Guru Besar Emeritus Fakultas Hukum Universitas Padjadjaran Bandung itu mengatakan Pancasila harus dijadikan rujukan untuk menyusun dan mengembangkan tujuan hukum (pidana) di Indonesia. Dengan alur berpikir demikian maka penegakan hukum pidana tak bisa dilepaskan dari konsep musyawarah untuk mufakat. Restorative justice adalah salah satu konsep yang mengarah ke sana.

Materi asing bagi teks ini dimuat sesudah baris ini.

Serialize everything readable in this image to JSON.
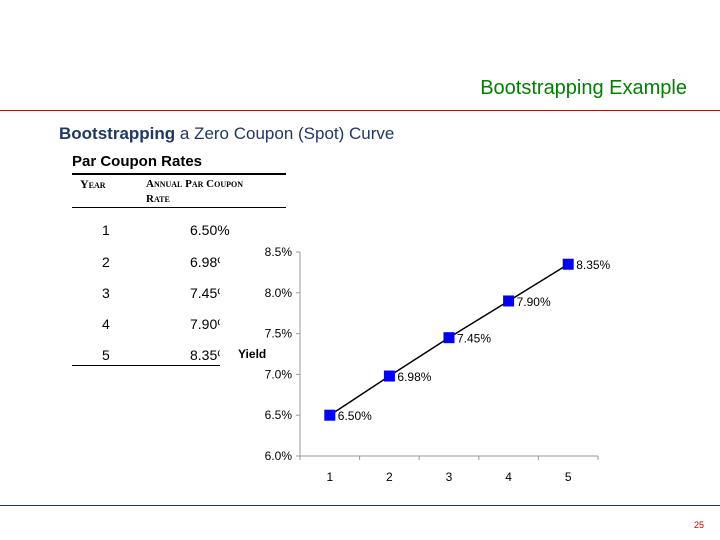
{
  "slide": {
    "title": "Bootstrapping Example",
    "subtitle_bold": "Bootstrapping",
    "subtitle_rest": " a Zero Coupon (Spot) Curve",
    "page_number": "25"
  },
  "table": {
    "title": "Par Coupon Rates",
    "header_year": "Year",
    "header_rate_line1": "Annual Par Coupon",
    "header_rate_line2": "Rate",
    "rows": [
      {
        "year": "1",
        "rate": "6.50%"
      },
      {
        "year": "2",
        "rate": "6.98%"
      },
      {
        "year": "3",
        "rate": "7.45%"
      },
      {
        "year": "4",
        "rate": "7.90%"
      },
      {
        "year": "5",
        "rate": "8.35%"
      }
    ]
  },
  "chart_data": {
    "type": "line",
    "x": [
      1,
      2,
      3,
      4,
      5
    ],
    "values": [
      6.5,
      6.98,
      7.45,
      7.9,
      8.35
    ],
    "data_labels": [
      "6.50%",
      "6.98%",
      "7.45%",
      "7.90%",
      "8.35%"
    ],
    "ylabel": "Yield",
    "xlabel": "",
    "ylim": [
      6.0,
      8.5
    ],
    "xlim": [
      0.5,
      5.5
    ],
    "y_ticks": [
      "6.0%",
      "6.5%",
      "7.0%",
      "7.5%",
      "8.0%",
      "8.5%"
    ],
    "x_ticks": [
      "1",
      "2",
      "3",
      "4",
      "5"
    ],
    "grid": false,
    "line_color": "#000000",
    "marker_color": "#0000ff"
  }
}
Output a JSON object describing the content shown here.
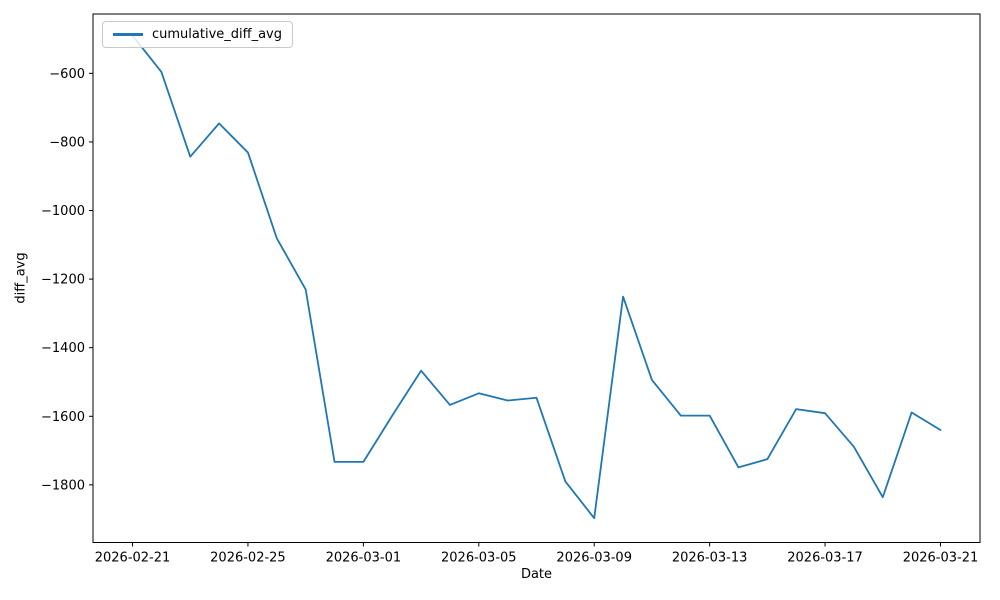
{
  "figure": {
    "background": "#ffffff"
  },
  "chart_data": {
    "type": "line",
    "title": "",
    "xlabel": "Date",
    "ylabel": "diff_avg",
    "grid": false,
    "legend_position": "upper left",
    "line_color": "#1f77b4",
    "x": [
      "2026-02-21",
      "2026-02-22",
      "2026-02-23",
      "2026-02-24",
      "2026-02-25",
      "2026-02-26",
      "2026-02-27",
      "2026-02-28",
      "2026-03-01",
      "2026-03-02",
      "2026-03-03",
      "2026-03-04",
      "2026-03-05",
      "2026-03-06",
      "2026-03-07",
      "2026-03-08",
      "2026-03-09",
      "2026-03-10",
      "2026-03-11",
      "2026-03-12",
      "2026-03-13",
      "2026-03-14",
      "2026-03-15",
      "2026-03-16",
      "2026-03-17",
      "2026-03-18",
      "2026-03-19",
      "2026-03-20",
      "2026-03-21"
    ],
    "series": [
      {
        "name": "cumulative_diff_avg",
        "color": "#1f77b4",
        "values": [
          -490,
          -596,
          -843,
          -746,
          -831,
          -1081,
          -1230,
          -1733,
          -1733,
          -1598,
          -1467,
          -1567,
          -1533,
          -1554,
          -1546,
          -1790,
          -1897,
          -1251,
          -1494,
          -1598,
          -1598,
          -1749,
          -1725,
          -1579,
          -1591,
          -1689,
          -1836,
          -1589,
          -1640
        ]
      }
    ],
    "xticks": [
      {
        "day": 0,
        "label": "2026-02-21"
      },
      {
        "day": 4,
        "label": "2026-02-25"
      },
      {
        "day": 8,
        "label": "2026-03-01"
      },
      {
        "day": 12,
        "label": "2026-03-05"
      },
      {
        "day": 16,
        "label": "2026-03-09"
      },
      {
        "day": 20,
        "label": "2026-03-13"
      },
      {
        "day": 24,
        "label": "2026-03-17"
      },
      {
        "day": 28,
        "label": "2026-03-21"
      }
    ],
    "yticks": [
      -600,
      -800,
      -1000,
      -1200,
      -1400,
      -1600,
      -1800
    ],
    "ylim": [
      -1968,
      -427
    ],
    "xlim_days": [
      -1.37,
      29.37
    ]
  }
}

Ditegaskan Romli, hukum itu pada hakekatnya membuat hidup menjadi damai. Faktanya, hukum yang mengandalkan tujuan kepastian, keadilan, dan kemanfaatan itu tak membuat damai. Lantaran tujuannya untuk damai, maka cara-cara hukum mencapai kedamaian harus diubah.

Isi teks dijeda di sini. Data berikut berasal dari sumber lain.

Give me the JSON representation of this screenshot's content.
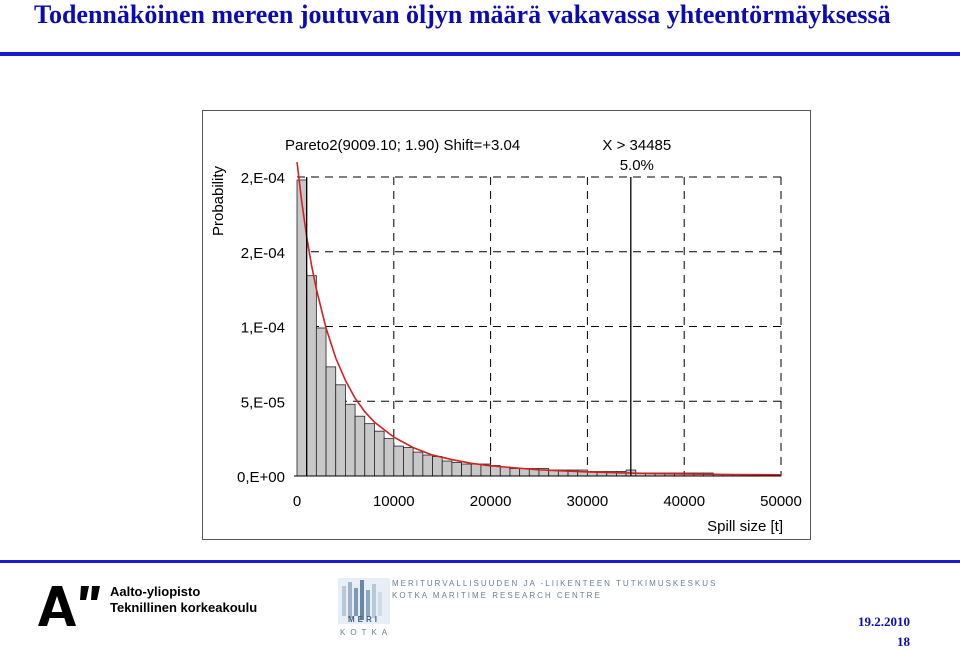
{
  "slide": {
    "title": "Todennäköinen mereen joutuvan öljyn määrä vakavassa yhteentörmäyksessä",
    "date": "19.2.2010",
    "page": "18"
  },
  "footer": {
    "aalto_name": "Aalto-yliopisto",
    "aalto_sub": "Teknillinen korkeakoulu",
    "meri_line1": "MERITURVALLISUUDEN JA -LIIKENTEEN TUTKIMUSKESKUS",
    "meri_line2": "KOTKA MARITIME RESEARCH CENTRE",
    "meri_logo_text": "MERI",
    "meri_kotka": "KOTKA"
  },
  "colors": {
    "title": "#0b0bb5",
    "rule": "#1a1ad0",
    "bars": "#c8c8c8",
    "curve": "#d42020"
  },
  "chart_data": {
    "type": "bar",
    "title": "Pareto2(9009.10; 1.90) Shift=+3.04",
    "annotation_threshold": "X > 34485",
    "annotation_pct": "5.0%",
    "threshold_x": 34485,
    "ylabel": "Probability",
    "xlabel": "Spill size [t]",
    "xlim": [
      0,
      50000
    ],
    "ylim": [
      0,
      0.0002
    ],
    "x_ticks": [
      0,
      10000,
      20000,
      30000,
      40000,
      50000
    ],
    "x_tick_labels": [
      "0",
      "10000",
      "20000",
      "30000",
      "40000",
      "50000"
    ],
    "y_ticks": [
      0,
      5e-05,
      0.0001,
      0.00015,
      0.0002
    ],
    "y_tick_labels": [
      "0,E+00",
      "5,E-05",
      "1,E-04",
      "2,E-04",
      "2,E-04"
    ],
    "bin_width": 1000,
    "bin_start": 0,
    "values": [
      0.000198,
      0.000134,
      9.9e-05,
      7.3e-05,
      6.1e-05,
      4.8e-05,
      4e-05,
      3.5e-05,
      3e-05,
      2.5e-05,
      2e-05,
      1.9e-05,
      1.6e-05,
      1.4e-05,
      1.3e-05,
      1e-05,
      9e-06,
      8e-06,
      8e-06,
      8e-06,
      7e-06,
      6e-06,
      5e-06,
      5e-06,
      5e-06,
      5e-06,
      4e-06,
      4e-06,
      4e-06,
      4e-06,
      3e-06,
      3e-06,
      3e-06,
      3e-06,
      4e-06,
      2e-06,
      2e-06,
      2e-06,
      2e-06,
      2e-06,
      2e-06,
      2e-06,
      2e-06,
      1e-06,
      1e-06,
      1e-06,
      1e-06,
      1e-06,
      1e-06,
      1e-06
    ],
    "fit_curve": {
      "name": "Pareto2(9009.10; 1.90) Shift=+3.04",
      "x": [
        0,
        500,
        1000,
        1500,
        2000,
        3000,
        4000,
        5000,
        6000,
        7000,
        8000,
        10000,
        12000,
        14000,
        16000,
        18000,
        20000,
        25000,
        30000,
        35000,
        40000,
        45000,
        50000
      ],
      "y": [
        0.00021,
        0.000183,
        0.00016,
        0.000141,
        0.000125,
        9.9e-05,
        7.9e-05,
        6.4e-05,
        5.2e-05,
        4.3e-05,
        3.6e-05,
        2.6e-05,
        1.9e-05,
        1.4e-05,
        1.1e-05,
        8.5e-06,
        6.8e-06,
        4.1e-06,
        2.7e-06,
        1.9e-06,
        1.4e-06,
        1e-06,
        8e-07
      ]
    },
    "grid": true,
    "legend": "none"
  }
}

Pertanyaannya, apakah penyelesaian secara hukum pidana mengenal damai? Selama ini hukum pidana seolah bersandar pada penghukuman orang. Cara berpikir demikian diterapkan hingga kini. Padahal dalam konteks Pancasila, musyawarah untuk mufakat dikedepankan. Kalau korban dan pelaku sudah berdamai, maka seharusnya perkara selesai. Yang menentukan adil atau tidaknya adalah korban. Pendapat korban mengenai hukuman yang layak patut didengar.

Selama ini, dalam perbuatan penipuan, meskipun korban dan pelaku sudah berdamai masih diteruskan. Perkara diteruskan ke pengadilan. Praktik semacam inilah yang dipertanyakan Romli dalam konteks tujuan hukum. Sebab, jika tujuan hukum untuk mendamaikan, maka perdamaian antara korban dan pelaku adalah sebuah jalan keluar. “Keadilan seperti inilah yang seharusnya dikatakan adil”.

Tetapi jika korban dan pelaku tak bisa berdamai (musyawarah), maka mereka meyerahkan urusan itu kepada hakim. Hakimlah yang menentukan keadilan bagi kedua belah pihak.

Romli mengingatkan KUHP Belanda juga sudah mengenal permaafan itu sejak 1996. Seorang korban berhak meminta penuntut menghentikan penuntutan jika memenuhi syarat tertentu seperti pelaku berusia lanjut, sudah membayar kerugian, ada perdamaian antara pelaku dan korban, atau ancaman pidananya ringan.

Lalu bagaimana dengan materi kuliah yang selalu mengajarkan tujuan hukum adalah keadilan, kepastian, dan kemanfaatan? Menurut Romli, tak ada salahnya pandangan-pandangan Aristoteles, Jeremy Bentham, atau Gustav Radbruch tetap diajarkan sebagai sebagai perbandingan, sebagai sejarah hukum. Tetapi pengajaran tentang tujuan hukum di fakultas-fakultas hukum seharusnya diselaraskan dengan Pancasila. “Harus ada lagi ajaran mengenai Pancasila dalam hukum pidana,” tegasnya.

Suatu tujuan hukum yang disampaikan Prof. Romli Atmasasmita saat menjadi pembicara di acara Mahupiki, ditambah penjelasannya langsung kepada hukumonline.